If you are preparing for a Breeze agent deployment, add this to the Context: “We are planning to deploy [Prospecting Agent / Customer Agent / custom Breeze Studio agent]. Weight the rationalisation plan towards cleaning up the properties those agents will read.” Breeze will then prioritise the firmographic, lifecycle, and activity fields the agents depend on, rather than treating all properties as equal priority.

Beyond the prompt:

The Rationalisation Plan is the strategy layer. Implementation follows a clear path inside HubSpot.

Start with the ARCHIVE_ naming convention. Before you retire anything, rename the property with an “ARCHIVE_” prefix and the date, then hide it from record pages, form editors, and list filters. The data is preserved, nothing downstream breaks immediately, and you have a 90-day grace period to catch anything that turns out to be load-bearing.

Then tackle overlaps. For each consolidation, build a data-sync workflow that copies values from the retiring field to the surviving field before archiving the original. Run it, verify the values, then archive. The worst thing you can do is retire a property and discover the “surviving” field was actually the one with the worse data.
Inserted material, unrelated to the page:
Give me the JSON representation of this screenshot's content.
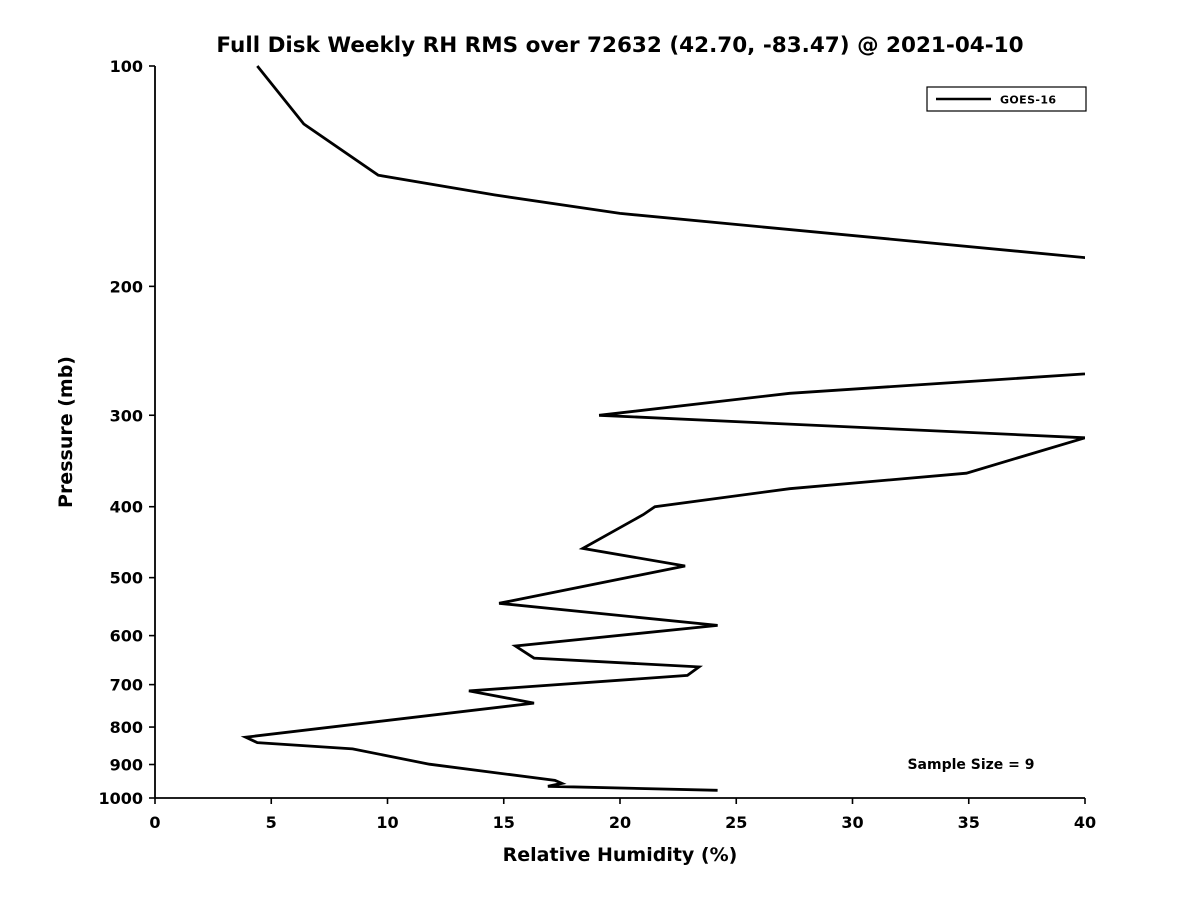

Next, fix field types and put validation at the point of entry. Convert free-text industry fields to dropdowns with a controlled value list. Add required fields on forms where segmentation depends on them. Enforce format rules on phone numbers and URLs. This is what stops the sprawl from re-accumulating the day after you finish cleaning it up.

Then write down the governance model. A single-page SOP is enough: who can create properties, what information has to be captured in the request (purpose, owner, object, field type, allowed values, downstream use), what the naming convention is, and when the quarterly review happens. Restrict property creation to the roles named in it.

And if you are heading towards Breeze agent deployment — Prospecting Agent, Customer Agent, or something custom in Breeze Studio — this work is not optional preamble. It is the prerequisite. An agent reasoning over a coherent property model is a genuine competitive advantage. An agent reasoning over 180 overlapping custom properties with no naming convention is a very expensive way to be confidently wrong.

So go and rationalise your properties — your future self, your reports, and your AI agents will all thank you for it.